Hardline cleric vows to bring Islamic sharia to PakistanApril 17th, 2009 - 5:17 pm ICT by IANS
Islamabad, April 17 (DPA) A pro-Taliban cleric reiterated his pledge Friday to struggle “till death” for enforcement of Islamic sharia law across Pakistan, asking his supporters to be ready for sacrifices.
“The more sacrifices we offer, the more quickly Islam will spread,” Maulana Abdul Aziz stressed in his Friday sermon at Islamabad’s Red Mosque, which was brimming with people, including hundreds of students from local Islamic seminaries.
More than 100 burqa-clad women also gathered outside the mosque, which was the site of a deadly government siege in 2007. On Friday, the mosque was cordoned off by law-enforcement agencies who searched the area located in the heart of Pakistan’s capital.

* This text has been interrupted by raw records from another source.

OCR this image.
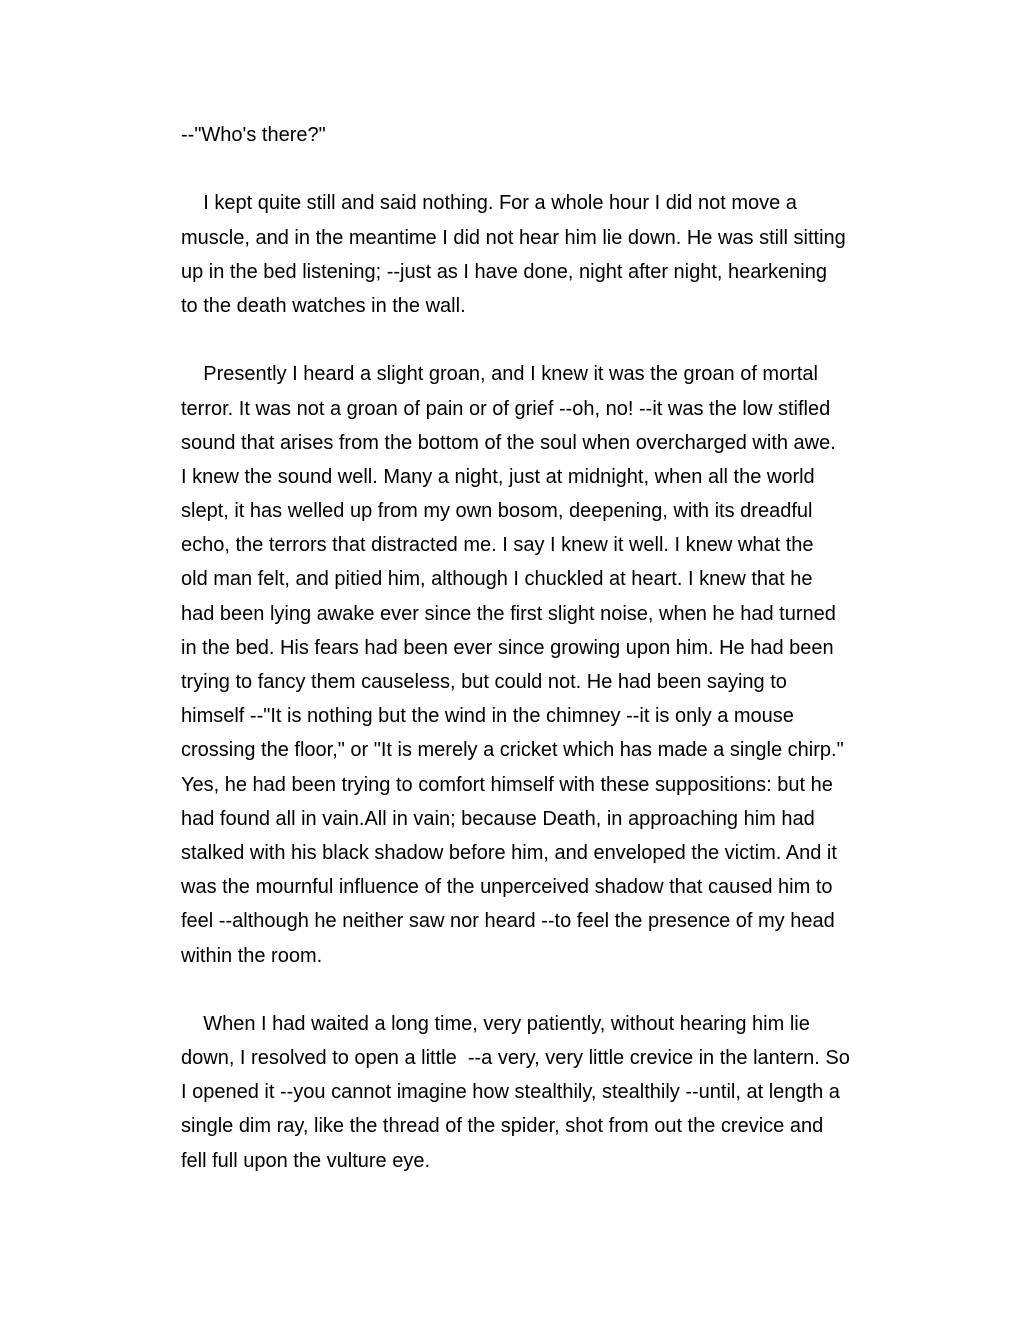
--"Who's there?"
I kept quite still and said nothing. For a whole hour I did not move a
muscle, and in the meantime I did not hear him lie down. He was still sitting
up in the bed listening; --just as I have done, night after night, hearkening
to the death watches in the wall.
Presently I heard a slight groan, and I knew it was the groan of mortal
terror. It was not a groan of pain or of grief --oh, no! --it was the low stifled
sound that arises from the bottom of the soul when overcharged with awe.
I knew the sound well. Many a night, just at midnight, when all the world
slept, it has welled up from my own bosom, deepening, with its dreadful
echo, the terrors that distracted me. I say I knew it well. I knew what the
old man felt, and pitied him, although I chuckled at heart. I knew that he
had been lying awake ever since the first slight noise, when he had turned
in the bed. His fears had been ever since growing upon him. He had been
trying to fancy them causeless, but could not. He had been saying to
himself --"It is nothing but the wind in the chimney --it is only a mouse
crossing the floor," or "It is merely a cricket which has made a single chirp."
Yes, he had been trying to comfort himself with these suppositions: but he
had found all in vain.All in vain; because Death, in approaching him had
stalked with his black shadow before him, and enveloped the victim. And it
was the mournful influence of the unperceived shadow that caused him to
feel --although he neither saw nor heard --to feel the presence of my head
within the room.
When I had waited a long time, very patiently, without hearing him lie
down, I resolved to open a little  --a very, very little crevice in the lantern. So
I opened it --you cannot imagine how stealthily, stealthily --until, at length a
single dim ray, like the thread of the spider, shot from out the crevice and
fell full upon the vulture eye.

Wearing a chequered headscarf and sporting a flowing grey beard, the cleric received thunderous replies of “Yes, we will” when he asked the members of the assembly whether they would offer sacrifices or even give their lives for the cause of the religion.
Aziz returned to his mosque late Thursday after being released on bail with a surety of $2,500. He was arrested in July 2007 trying to slip away from the besieged building dressed in burqa, a head-to-toe clothing worn by Muslim women.
The week-long siege began when authorities accused it of links with Al Qaeda and Taliban militants and seeking to impose a Taliban style of life in the capital. The siege ended when elite commandos stormed the sprawling compound housing the mosque, its affiliate Jamia Hafsa women’s seminary and a state-run Children’s Library that was taken over by the female students.
Government officials said at least 102 people, including a dozen troops, died in the operation, but religious circles accused the military of killing thousands of Jamia Hafsa pupils.
Aziz told around 1,000 of his supporters Thursday that “the sacrifices made by the martyrs of the Red Mosque and Jamia Hafsa will not go in vain”.
However, the cleric said he had no plans to avenge the deaths. Aziz’s brother, Abdur Rashid Ghazi, and his mother were among those killed in the operation.
The bloody raid triggered a wave of militant attacks, mostly suicide bombings, on security forces with calls for revenge coming even from Ayman al-Zawahri, the top lieutenant of Al Qaeda’s Osama bin Ladin.
The deteriorating security situation, coupled with infiltration of militants into settled areas, set off alarm bells for Western leaders concerned about stability in the lone Islamic nuclear power.
Aziz’s release from detention came days after Pakistan approved implementation of sharia law in parts of north-western Pakistan under a controversial agreement with militants in an attempt to end 18 months of violence in the picturesque Swat Valley, once a favourite tourist attraction.
US fears have also been revived as it has placed Pakistan in the front line of its new strategy to win the war against the Taliban in Afghanistan.